Lassila & Tikanoja Launches 5-Year Performance Share Plan to Align Executive Incentives with Financial and ESG Goals
Event summary
- Lassila & Tikanoja's Board approved a 5-year performance share plan (2026–2030) for ~25 key employees, including the CEO and executive board.
- Rewards tied to ROCE (30%), revenue growth (30%), TSR (30%), and carbon footprint reduction (10%) over 3-year performance periods.
- Maximum payouts valued at ~218,677 shares, paid partly in stock and partly in cash to cover taxes.

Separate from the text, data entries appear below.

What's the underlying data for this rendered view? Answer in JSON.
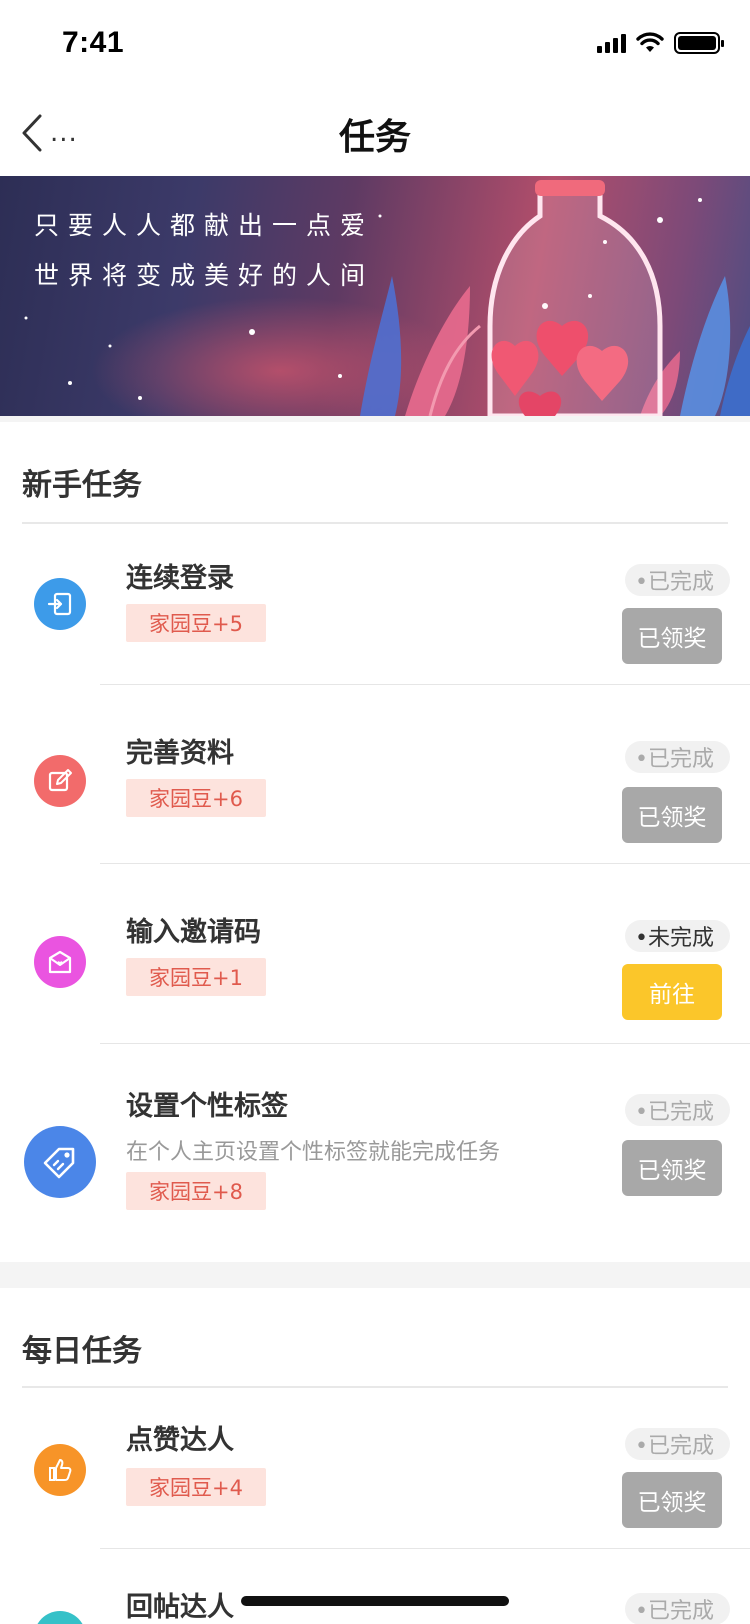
{
  "status_bar": {
    "time": "7:41"
  },
  "nav": {
    "title": "任务",
    "more": "..."
  },
  "banner": {
    "line1": "只要人人都献出一点爱",
    "line2": "世界将变成美好的人间"
  },
  "newbie": {
    "title": "新手任务",
    "tasks": [
      {
        "name": "连续登录",
        "reward": "家园豆+5",
        "status": "•已完成",
        "action": "已领奖",
        "icon": "login-icon",
        "color": "#3d9be9"
      },
      {
        "name": "完善资料",
        "reward": "家园豆+6",
        "status": "•已完成",
        "action": "已领奖",
        "icon": "edit-icon",
        "color": "#f26b6b"
      },
      {
        "name": "输入邀请码",
        "reward": "家园豆+1",
        "status": "•未完成",
        "action": "前往",
        "icon": "invite-mail-icon",
        "color": "#ea54e0"
      },
      {
        "name": "设置个性标签",
        "desc": "在个人主页设置个性标签就能完成任务",
        "reward": "家园豆+8",
        "status": "•已完成",
        "action": "已领奖",
        "icon": "tag-icon",
        "color": "#4b86e8"
      }
    ]
  },
  "daily": {
    "title": "每日任务",
    "tasks": [
      {
        "name": "点赞达人",
        "reward": "家园豆+4",
        "status": "•已完成",
        "action": "已领奖",
        "icon": "thumbs-up-icon",
        "color": "#f79428"
      },
      {
        "name": "回帖达人",
        "status": "•已完成",
        "icon": "reply-icon",
        "color": "#35c1c8"
      }
    ]
  }
}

- Executive board members must hold at least 50% of net shares until their total shareholding equals their annual salary.
The big picture
The move reflects a growing trend among Nordic circular economy firms to tie executive compensation to both financial and sustainability metrics. With ~2,300 employees and operations in Finland and Sweden, Lassila & Tikanoja is positioning itself as an industry leader in governance transparency. The plan's multi-year structure suggests confidence in maintaining operational momentum through 2030.
What we're watching
- Performance Metrics
- Whether the combined financial and ESG targets create undue complexity in execution.
- Retention Strategy
- How the mandatory shareholding requirement impacts executive turnover.
- Market Perception
- The pace at which investors respond to the alignment of executive incentives with long-term value creation.